Second Update: Gathering Market Data and Writing/Debugging Computer Program

 

The reason for my rather long blogging hiatus is that I was taking two English courses in Cambridge, UK at Christ’s College. In my last blog post I said I collected press statements released by the Federal Reserve between the years 2001-2008, which I would like to correct to the years 2000-2008. It was during these years that the interest rates went through a full cycle from high to low and then back to high during these years. Specifically, I focused on the yields of six month U.S. Treasury bonds, one-year U.S. Treasury bonds, and two-year U.S. Treasury bonds. I gathered 317 press statements and each data point had 6 different yields associated with it: the three aforementioned T-bond yields from the day of the statement’s release and then the T-bond yields from exactly a year after the statement’s release. Thus, I have 1902 pieces of data, which can be very tedious to work with.

Unfortunately, I found that Microsoft Word documents were much more difficult to work with in Python than plain text documents, so I had to convert all 317 statements into plain text documents before opening them in Python.
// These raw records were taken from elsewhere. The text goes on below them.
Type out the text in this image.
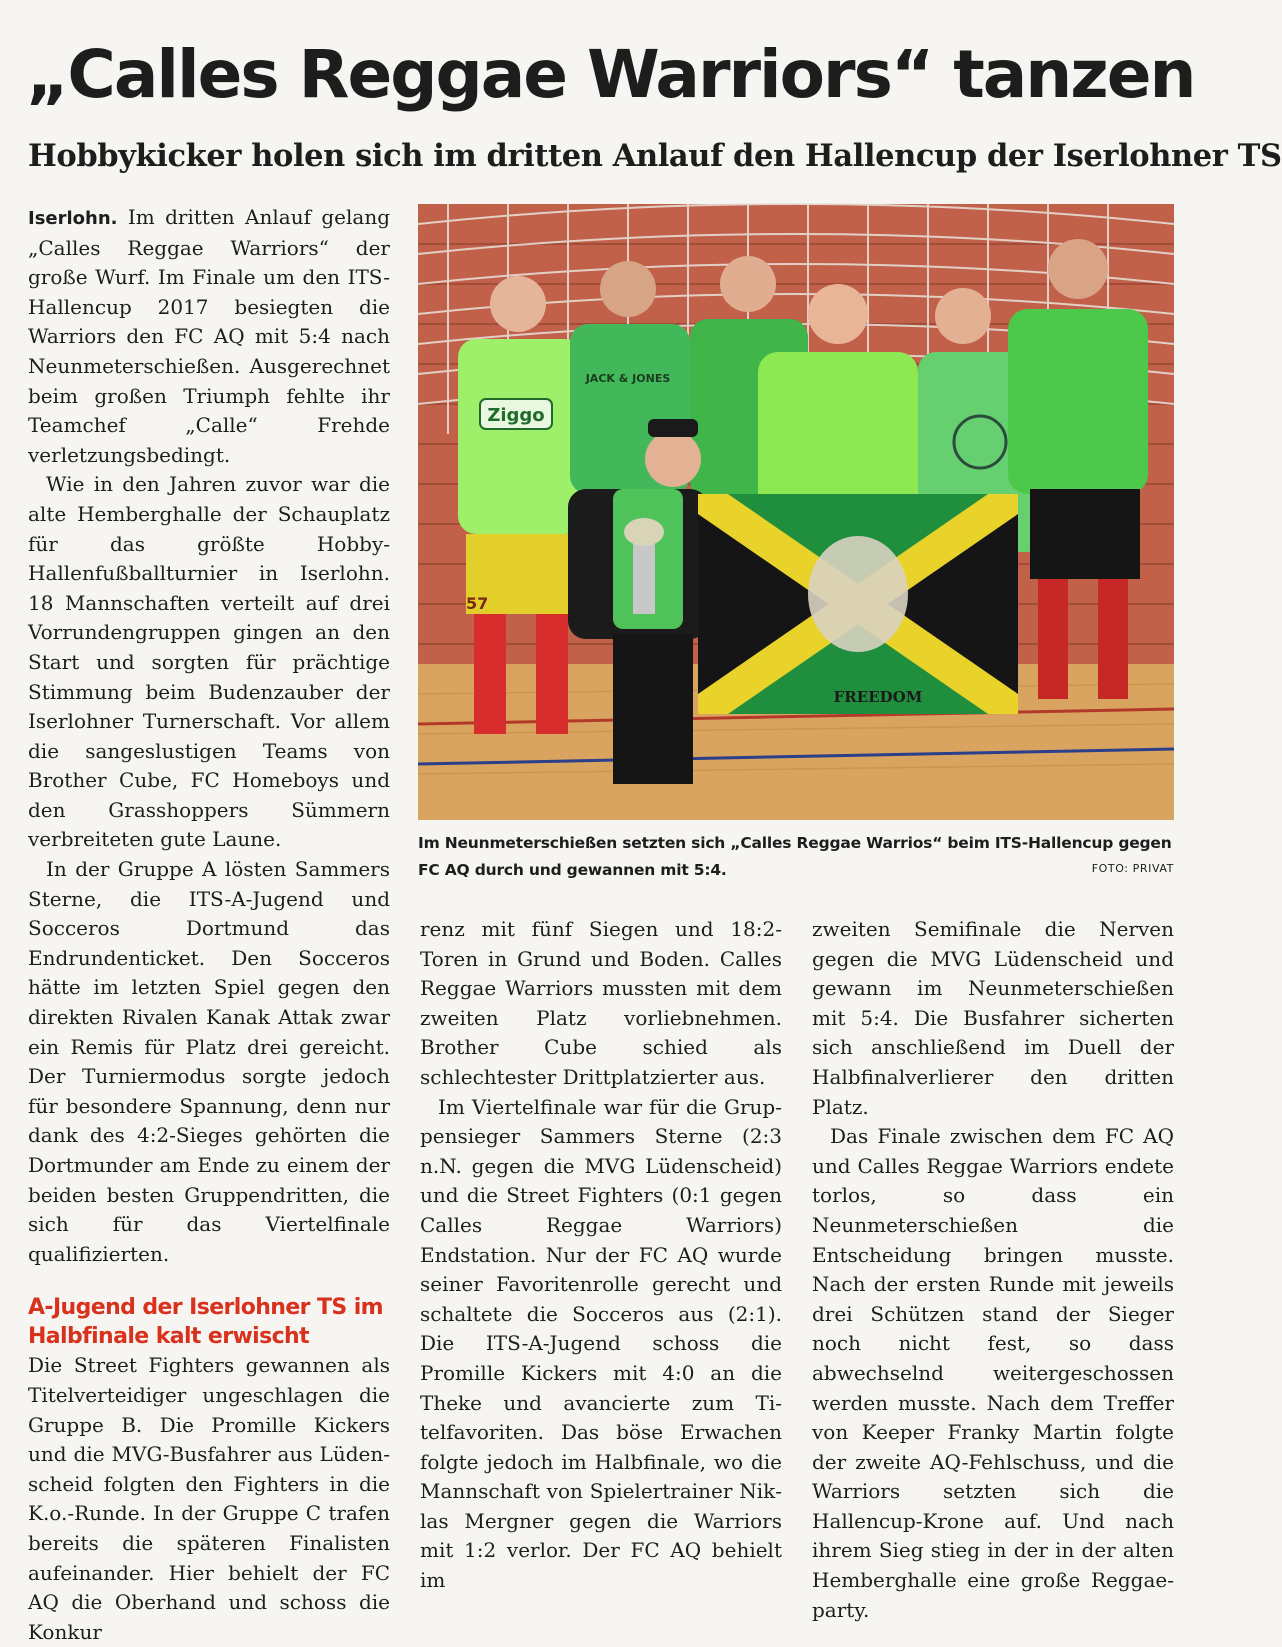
„Calles Reggae Warriors“ tanzen
Hobbykicker holen sich im dritten Anlauf den Hallencup der Iserlohner TS

Iserlohn. Im dritten Anlauf gelang „Calles Reggae Warriors“ der große Wurf. Im Finale um den ITS-Hallencup 2017 besiegten die Warriors den FC AQ mit 5:4 nach Neunmeterschießen. Ausgerechnet beim großen Triumph fehlte ihr Teamchef „Calle“ Frehde verletzungsbedingt.

Wie in den Jahren zuvor war die alte Hemberghalle der Schauplatz für das größte Hobby-Hallenfußballturnier in Iserlohn. 18 Mannschaften verteilt auf drei Vorrundengruppen gingen an den Start und sorgten für prächtige Stimmung beim Budenzauber der Iserlohner Turnerschaft. Vor allem die sangeslustigen Teams von Brother Cube, FC Homeboys und den Grasshoppers Sümmern verbreiteten gute Laune.

In der Gruppe A lösten Sammers Sterne, die ITS-A-Jugend und Socceros Dortmund das Endrundenticket. Den Socceros hätte im letzten Spiel gegen den direkten Rivalen Kanak Attak zwar ein Remis für Platz drei gereicht. Der Turniermodus sorgte jedoch für besondere Spannung, denn nur dank des 4:2-Sieges gehörten die Dortmunder am Ende zu einem der beiden besten Gruppendritten, die sich für das Viertelfinale qualifizierten.

A-Jugend der Iserlohner TS im Halbfinale kalt erwischt

Die Street Fighters gewannen als Titelverteidiger ungeschlagen die Gruppe B. Die Promille Kickers und die MVG-Busfahrer aus Lüdenscheid folgten den Fighters in die K.o.-Runde. In der Gruppe C trafen bereits die späteren Finalisten aufeinander. Hier behielt der FC AQ die Oberhand und schoss die Konkur

Ziggo
57
JACK & JONES
FREEDOM

Im Neunmeterschießen setzten sich „Calles Reggae Warrios“ beim ITS-Hallencup gegen FC AQ durch und gewannen mit 5:4.	FOTO: PRIVAT

renz mit fünf Siegen und 18:2-Toren in Grund und Boden. Calles Reggae Warriors mussten mit dem zweiten Platz vorliebnehmen. Brother Cube schied als schlechtester Drittplatzierter aus.

Im Viertelfinale war für die Gruppensieger Sammers Sterne (2:3 n.N. gegen die MVG Lüdenscheid) und die Street Fighters (0:1 gegen Calles Reggae Warriors) Endstation. Nur der FC AQ wurde seiner Favoritenrolle gerecht und schaltete die Socceros aus (2:1). Die ITS-A-Jugend schoss die Promille Kickers mit 4:0 an die Theke und avancierte zum Titelfavoriten. Das böse Erwachen folgte jedoch im Halbfinale, wo die Mannschaft von Spielertrainer Niklas Mergner gegen die Warriors mit 1:2 verlor. Der FC AQ behielt im

zweiten Semifinale die Nerven gegen die MVG Lüdenscheid und gewann im Neunmeterschießen mit 5:4. Die Busfahrer sicherten sich anschließend im Duell der Halbfinalverlierer den dritten Platz.

Das Finale zwischen dem FC AQ und Calles Reggae Warriors endete torlos, so dass ein Neunmeterschießen die Entscheidung bringen musste. Nach der ersten Runde mit jeweils drei Schützen stand der Sieger noch nicht fest, so dass abwechselnd weitergeschossen werden musste. Nach dem Treffer von Keeper Franky Martin folgte der zweite AQ-Fehlschuss, und die Warriors setzten sich die Hallencup-Krone auf. Und nach ihrem Sieg stieg in der in der alten Hemberghalle eine große Reggaeparty.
When documents are exported to different formats, problems are inevitable, and in my case, many characters that are not part of the English alphabet appeared randomly throughout the statements. With so many statements and no pattern to the dispersion of the unwanted characters, it would not have been worth my time to scan through every single statement, each of which had hundreds or even thousands of words looking for the characters. I decided, then, to use Python to strip the statements of the unwanted characters upon opening and reading them in the program. I used the Natural Language Toolkit and Python documentation as guides when writing my program. I was able to open and read the text in Python and let the computer scan the documents for the characters and remove them when needed, saving time and effort.
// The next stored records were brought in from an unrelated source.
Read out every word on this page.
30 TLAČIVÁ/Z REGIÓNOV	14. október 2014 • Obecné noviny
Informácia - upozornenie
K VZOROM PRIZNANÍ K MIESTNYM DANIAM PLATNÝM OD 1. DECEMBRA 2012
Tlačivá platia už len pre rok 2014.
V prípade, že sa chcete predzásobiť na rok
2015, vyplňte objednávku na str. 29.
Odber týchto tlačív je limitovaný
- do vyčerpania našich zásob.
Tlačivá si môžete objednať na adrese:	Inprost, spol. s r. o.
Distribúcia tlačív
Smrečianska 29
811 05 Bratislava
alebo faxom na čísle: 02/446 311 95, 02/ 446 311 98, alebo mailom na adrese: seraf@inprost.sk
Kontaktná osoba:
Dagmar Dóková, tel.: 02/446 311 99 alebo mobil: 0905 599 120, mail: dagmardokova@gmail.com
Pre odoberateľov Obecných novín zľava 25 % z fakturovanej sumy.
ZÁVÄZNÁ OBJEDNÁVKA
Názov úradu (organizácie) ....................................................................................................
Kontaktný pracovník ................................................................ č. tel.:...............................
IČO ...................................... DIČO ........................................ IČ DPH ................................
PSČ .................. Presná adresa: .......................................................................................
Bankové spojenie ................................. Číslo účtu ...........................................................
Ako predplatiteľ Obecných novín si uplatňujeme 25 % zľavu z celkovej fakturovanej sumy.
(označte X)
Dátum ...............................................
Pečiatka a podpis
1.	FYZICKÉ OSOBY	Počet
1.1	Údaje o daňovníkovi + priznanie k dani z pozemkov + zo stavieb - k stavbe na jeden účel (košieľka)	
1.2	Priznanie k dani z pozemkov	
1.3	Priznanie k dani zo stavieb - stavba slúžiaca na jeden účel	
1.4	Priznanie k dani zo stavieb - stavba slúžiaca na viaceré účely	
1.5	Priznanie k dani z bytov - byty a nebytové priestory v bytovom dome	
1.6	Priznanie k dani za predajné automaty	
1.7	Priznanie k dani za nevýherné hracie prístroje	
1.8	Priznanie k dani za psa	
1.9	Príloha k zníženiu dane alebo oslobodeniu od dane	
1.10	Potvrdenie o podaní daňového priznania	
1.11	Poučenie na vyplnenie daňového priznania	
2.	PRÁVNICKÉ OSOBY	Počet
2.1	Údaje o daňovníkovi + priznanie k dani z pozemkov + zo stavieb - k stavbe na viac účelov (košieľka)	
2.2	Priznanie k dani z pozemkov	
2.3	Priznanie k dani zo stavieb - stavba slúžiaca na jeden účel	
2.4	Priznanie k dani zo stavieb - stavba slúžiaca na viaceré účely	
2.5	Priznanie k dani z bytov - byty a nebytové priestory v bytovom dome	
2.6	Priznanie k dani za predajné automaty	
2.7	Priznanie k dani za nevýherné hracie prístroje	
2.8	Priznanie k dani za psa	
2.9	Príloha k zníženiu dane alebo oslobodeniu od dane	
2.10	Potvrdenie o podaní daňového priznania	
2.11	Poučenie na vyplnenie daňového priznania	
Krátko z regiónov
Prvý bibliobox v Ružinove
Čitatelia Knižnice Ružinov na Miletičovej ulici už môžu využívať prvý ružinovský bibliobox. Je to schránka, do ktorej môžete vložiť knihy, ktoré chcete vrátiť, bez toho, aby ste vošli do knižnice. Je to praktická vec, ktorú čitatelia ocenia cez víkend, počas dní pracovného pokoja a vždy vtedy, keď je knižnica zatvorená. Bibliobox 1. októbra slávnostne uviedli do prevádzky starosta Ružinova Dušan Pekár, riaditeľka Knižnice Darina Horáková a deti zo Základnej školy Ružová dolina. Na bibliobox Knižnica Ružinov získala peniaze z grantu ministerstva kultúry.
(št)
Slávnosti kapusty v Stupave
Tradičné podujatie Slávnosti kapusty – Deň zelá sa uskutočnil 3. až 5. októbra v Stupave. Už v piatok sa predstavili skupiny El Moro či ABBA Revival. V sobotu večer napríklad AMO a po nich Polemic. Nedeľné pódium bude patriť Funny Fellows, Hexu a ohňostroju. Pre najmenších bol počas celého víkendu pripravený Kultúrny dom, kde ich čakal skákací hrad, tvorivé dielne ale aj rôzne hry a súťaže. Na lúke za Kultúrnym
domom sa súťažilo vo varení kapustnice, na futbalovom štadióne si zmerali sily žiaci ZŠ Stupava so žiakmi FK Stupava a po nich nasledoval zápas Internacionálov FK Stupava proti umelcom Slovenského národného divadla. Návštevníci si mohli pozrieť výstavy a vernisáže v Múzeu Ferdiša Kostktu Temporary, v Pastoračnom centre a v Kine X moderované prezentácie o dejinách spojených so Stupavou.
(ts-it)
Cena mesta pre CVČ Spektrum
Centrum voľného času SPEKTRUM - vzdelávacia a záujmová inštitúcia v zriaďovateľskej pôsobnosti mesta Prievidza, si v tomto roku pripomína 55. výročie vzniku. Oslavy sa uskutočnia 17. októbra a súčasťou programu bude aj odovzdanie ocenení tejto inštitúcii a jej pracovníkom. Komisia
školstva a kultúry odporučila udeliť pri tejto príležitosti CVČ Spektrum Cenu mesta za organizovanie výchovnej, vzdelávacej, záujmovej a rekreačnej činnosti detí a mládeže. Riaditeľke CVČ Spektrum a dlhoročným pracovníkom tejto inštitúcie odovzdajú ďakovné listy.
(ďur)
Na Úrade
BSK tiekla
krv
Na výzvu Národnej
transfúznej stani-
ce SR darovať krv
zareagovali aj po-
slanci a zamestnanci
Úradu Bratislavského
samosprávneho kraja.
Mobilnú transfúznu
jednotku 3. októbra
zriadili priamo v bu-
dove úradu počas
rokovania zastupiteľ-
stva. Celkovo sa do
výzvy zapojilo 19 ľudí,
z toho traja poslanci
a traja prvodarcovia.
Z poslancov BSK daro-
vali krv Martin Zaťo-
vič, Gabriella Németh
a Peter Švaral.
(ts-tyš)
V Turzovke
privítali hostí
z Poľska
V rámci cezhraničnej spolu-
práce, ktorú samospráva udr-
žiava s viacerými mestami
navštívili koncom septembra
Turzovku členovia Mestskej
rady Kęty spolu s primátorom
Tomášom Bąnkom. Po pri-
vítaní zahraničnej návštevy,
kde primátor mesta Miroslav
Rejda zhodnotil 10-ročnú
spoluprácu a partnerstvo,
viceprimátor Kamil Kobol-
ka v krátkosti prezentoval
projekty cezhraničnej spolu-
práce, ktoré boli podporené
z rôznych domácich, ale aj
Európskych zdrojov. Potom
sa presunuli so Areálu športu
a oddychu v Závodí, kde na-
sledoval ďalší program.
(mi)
After opening the files in Python, I needed to get the program to recognize each word individually because the program initially sees the file as one long string of text with no means of dividing the text into words until you specify that the program should split the long string of text at spaces, which would give you individual words. As such, I split up the long string of text, which contained everything in a file, at the spaces so that what would emerge would be a list of individual words including repeats and numbers. Another problem arose with periods. Because there is no space between the last word of a sentence and the period that follows it, periods were being included with the word before it when the program split up the text at the spaces. This created a big problem with my program because my goal was to get the frequency distributions of words for each file. For example, “Monroe” would be counted as a different word than “Monroe.”, which renders the frequency distributions inaccurate. Fixing this problem was a little more involved than the aforementioned one in that the periods would be changed to either a space or an empty character depending on its context. If there was no space between the period of a sentence and the word after, then I changed the period to a space, but if there was already a space after the period, I just removed the period. I removed other punctuation that would not be examined conditionally like the periods, such as commas, parentheses, backslashes, etc.

Sparing the details that took days to sort out and debug, I was able to create a list of tuples each containing two pieces of data: the name of the file, which is the date of its release and then a list of all words in the file, with one word as a single entry. After doing this, I ran a frequency distribution on the list of words, which created a list of tuples each with two pieces of data: the word and then how many times it occurred in that file. Next, I created a list which consisted of smaller lists that had two pieces of data in each: ‘freqdist’ + the name of the file and then the frequency distribution of that file, which was the list of tuples described in the previous sentence. The step to follow the creation of this list was to group together the files that had the same five most commonly occurring words and then compare the market data for each group both within itself and then with other groups. I will discuss the results in the next blog update.